Topics ranged from exploring sexualities to Queer relationships and self-care. Montes Lemus said the workshop fed the greater mission of RCSGD in creating safe spaces for authenticity and comfort.
“We want to have a campus and university where all groups can feel heard and seen and represented, and we need to have these types of workshops at the forefront so that they can feel comfortable enough in knowing that there’s a space for them on campus,” they said.
The presentations and workshops were followed by the inspirational speaker, California State University, Fullerton associate professor of sociology Edwin Lopez, who spoke about resiliency in an exclusionary world.
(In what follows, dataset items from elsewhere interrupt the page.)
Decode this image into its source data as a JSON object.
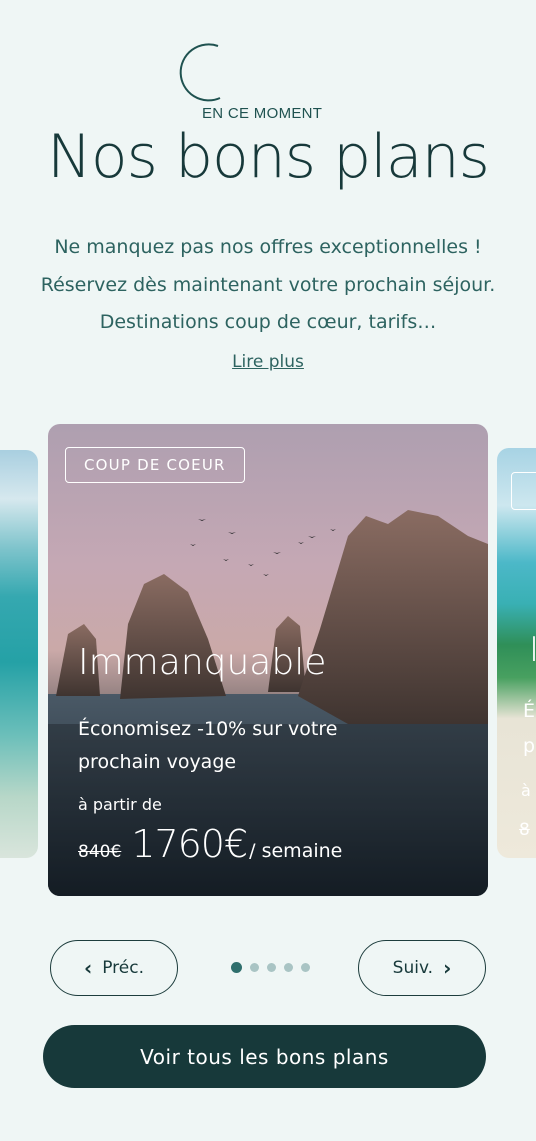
{
  "header": {
    "eyebrow": "EN CE MOMENT",
    "title": "Nos bons plans",
    "intro": "Ne manquez pas nos offres exceptionnelles ! Réservez dès maintenant votre prochain séjour. Destinations coup de cœur, tarifs…",
    "read_more": "Lire plus"
  },
  "carousel": {
    "active_slide": {
      "badge": "COUP DE COEUR",
      "title": "Immanquable",
      "description": "Économisez -10% sur votre prochain voyage",
      "from_label": "à partir de",
      "old_price": "840€",
      "price": "1760€",
      "per": "/ semaine"
    },
    "peek_right": {
      "title_initial": "I",
      "desc_initial_1": "É",
      "desc_initial_2": "p",
      "from_initial": "à",
      "price_initial": "8"
    },
    "prev_label": "Préc.",
    "next_label": "Suiv.",
    "dots_total": 5,
    "dots_active": 1
  },
  "cta": {
    "label": "Voir tous les bons plans"
  },
  "colors": {
    "background": "#eff6f5",
    "primary": "#17393a",
    "text_accent": "#2d6360",
    "dot_active": "#2f6f6d",
    "dot_inactive": "#a9c4c4"
  },
  "icons": {
    "prev": "chevron-left-icon",
    "next": "chevron-right-icon",
    "eyebrow": "arc-icon"
  }
}
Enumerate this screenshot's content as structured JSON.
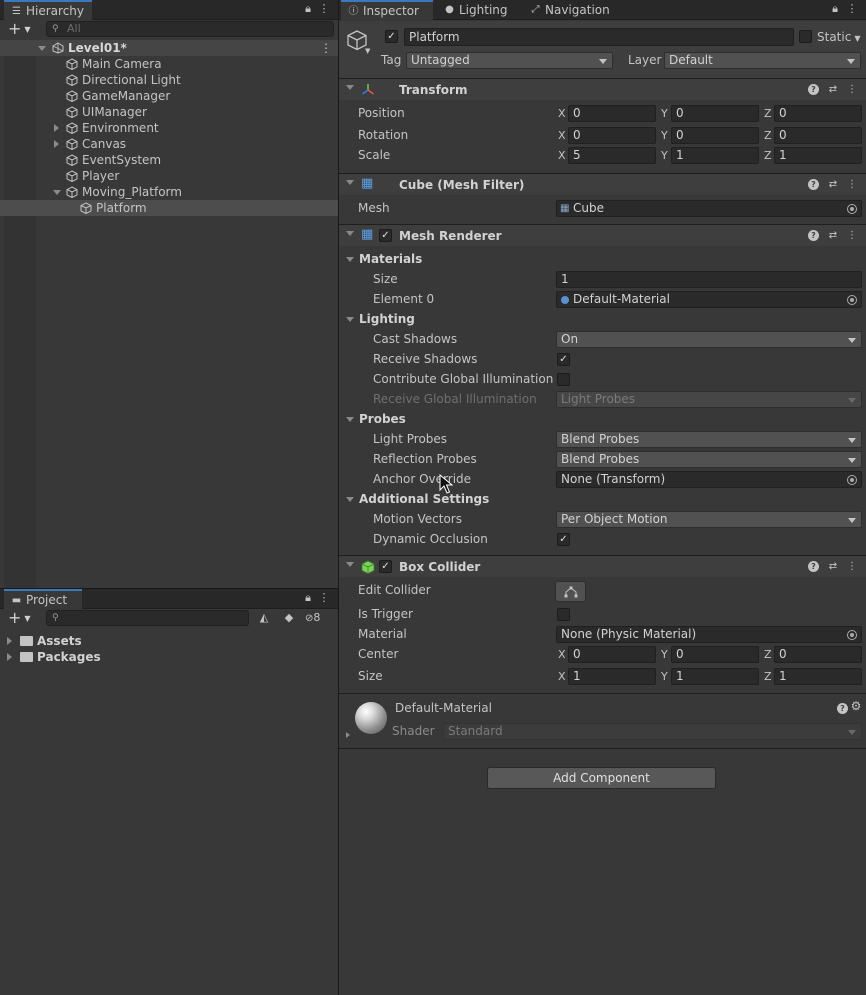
{
  "hierarchy": {
    "tab_label": "Hierarchy",
    "search_placeholder": "All",
    "scene": "Level01*",
    "items": [
      {
        "label": "Main Camera"
      },
      {
        "label": "Directional Light"
      },
      {
        "label": "GameManager"
      },
      {
        "label": "UIManager"
      },
      {
        "label": "Environment"
      },
      {
        "label": "Canvas"
      },
      {
        "label": "EventSystem"
      },
      {
        "label": "Player"
      },
      {
        "label": "Moving_Platform"
      },
      {
        "label": "Platform"
      }
    ]
  },
  "project": {
    "tab_label": "Project",
    "hidden_count": "8",
    "items": [
      {
        "label": "Assets"
      },
      {
        "label": "Packages"
      }
    ]
  },
  "inspector": {
    "tabs": [
      {
        "label": "Inspector"
      },
      {
        "label": "Lighting"
      },
      {
        "label": "Navigation"
      }
    ],
    "object_name": "Platform",
    "static_label": "Static",
    "tag_label": "Tag",
    "tag_value": "Untagged",
    "layer_label": "Layer",
    "layer_value": "Default",
    "transform": {
      "title": "Transform",
      "position_label": "Position",
      "rotation_label": "Rotation",
      "scale_label": "Scale",
      "x": "X",
      "y": "Y",
      "z": "Z",
      "position": [
        "0",
        "0",
        "0"
      ],
      "rotation": [
        "0",
        "0",
        "0"
      ],
      "scale": [
        "5",
        "1",
        "1"
      ]
    },
    "mesh_filter": {
      "title": "Cube (Mesh Filter)",
      "mesh_label": "Mesh",
      "mesh_value": "Cube"
    },
    "mesh_renderer": {
      "title": "Mesh Renderer",
      "materials_label": "Materials",
      "size_label": "Size",
      "size_value": "1",
      "element0_label": "Element 0",
      "element0_value": "Default-Material",
      "lighting_label": "Lighting",
      "cast_shadows_label": "Cast Shadows",
      "cast_shadows_value": "On",
      "receive_shadows_label": "Receive Shadows",
      "contribute_gi_label": "Contribute Global Illumination",
      "receive_gi_label": "Receive Global Illumination",
      "receive_gi_value": "Light Probes",
      "probes_label": "Probes",
      "light_probes_label": "Light Probes",
      "light_probes_value": "Blend Probes",
      "reflection_probes_label": "Reflection Probes",
      "reflection_probes_value": "Blend Probes",
      "anchor_override_label": "Anchor Override",
      "anchor_override_value": "None (Transform)",
      "additional_label": "Additional Settings",
      "motion_vectors_label": "Motion Vectors",
      "motion_vectors_value": "Per Object Motion",
      "dynamic_occlusion_label": "Dynamic Occlusion"
    },
    "box_collider": {
      "title": "Box Collider",
      "edit_collider_label": "Edit Collider",
      "is_trigger_label": "Is Trigger",
      "material_label": "Material",
      "material_value": "None (Physic Material)",
      "center_label": "Center",
      "size_label": "Size",
      "center": [
        "0",
        "0",
        "0"
      ],
      "size": [
        "1",
        "1",
        "1"
      ]
    },
    "material": {
      "name": "Default-Material",
      "shader_label": "Shader",
      "shader_value": "Standard"
    },
    "add_component": "Add Component"
  },
  "colors": {
    "panel_bg": "#383838",
    "selection": "#4d4d4d",
    "accent_tab": "#3a79bb",
    "field_bg": "#2a2a2a"
  }
}
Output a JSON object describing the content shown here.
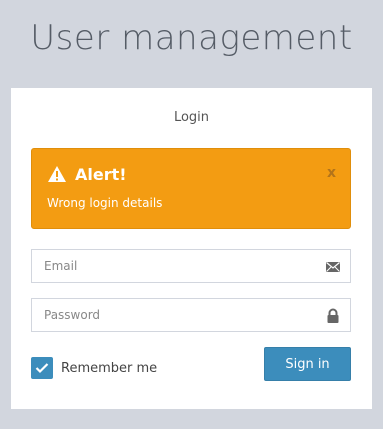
{
  "page": {
    "title": "User management"
  },
  "login": {
    "title": "Login",
    "alert": {
      "title": "Alert!",
      "message": "Wrong login details",
      "close_label": "x",
      "icon": "warning-icon",
      "color": "#f39c12"
    },
    "email": {
      "placeholder": "Email",
      "value": "",
      "icon": "envelope-icon"
    },
    "password": {
      "placeholder": "Password",
      "value": "",
      "icon": "lock-icon"
    },
    "remember": {
      "label": "Remember me",
      "checked": true
    },
    "submit_label": "Sign in",
    "accent_color": "#3c8dbc"
  }
}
El Congreso invited Los So-Lows — a modern soul band from Oxnard, California — back to the conference for the second year in a row. Magana emphasized the importance of providing live entertainment during the annual Latine College Day, saying many of the attendees often cannot afford to see such performances.
“Most students are not exposed to live entertainment because it costs a lot of money to go out to see bands or because they’re too young,” he said. “We really just want to bring local entertainment, local groups, to expose them to some good music and to have a good time.”
Magana spoke of his personal connection to Latine College Day, saying that attending the conference in high school sparked his inspiration for student activism and joining El Congreso.
“I’ve attended this conference since my sophomore year of high school … and I felt how empowering it was to have that support from student organizers in college,” he said. “Coming into UCSB, attending this conference was one of the reasons why I sought out El Congreso first as an organization and why organizing this conference became personally important to me.”
Magana said the conference is a significant part of El Congreso’s greater mission of community advocacy for marginalized groups at and outside of UCSB.
“We know that the institution is exclusionary, and we know that the university gives very little platform for our organization to organize in a way that is truly supported, so we build the spaces ourselves,” he said.
“This conference is an example of why those needs to be met because otherwise, the 300 kids that were sitting in this room won’t have the resources that we’re advocating for,” Magana continued. “It’s not just our campus community — it’s our neighboring communities and the students that may or may not end up attending UCSB.”
Magana expressed pride and gratitude for the success of this year’s Latine College Day, saying this year set a precedent for more conferences like this in years to come.
“As someone who’s graduating, I’m really proud of the work that has been done to revive this conference,” he said. “This conference is critical to the continuation of El Congreso and the growth of students we work with.”
A version of this article appeared on p. 1 of the May 4, 2023, print edition of the Daily Nexus.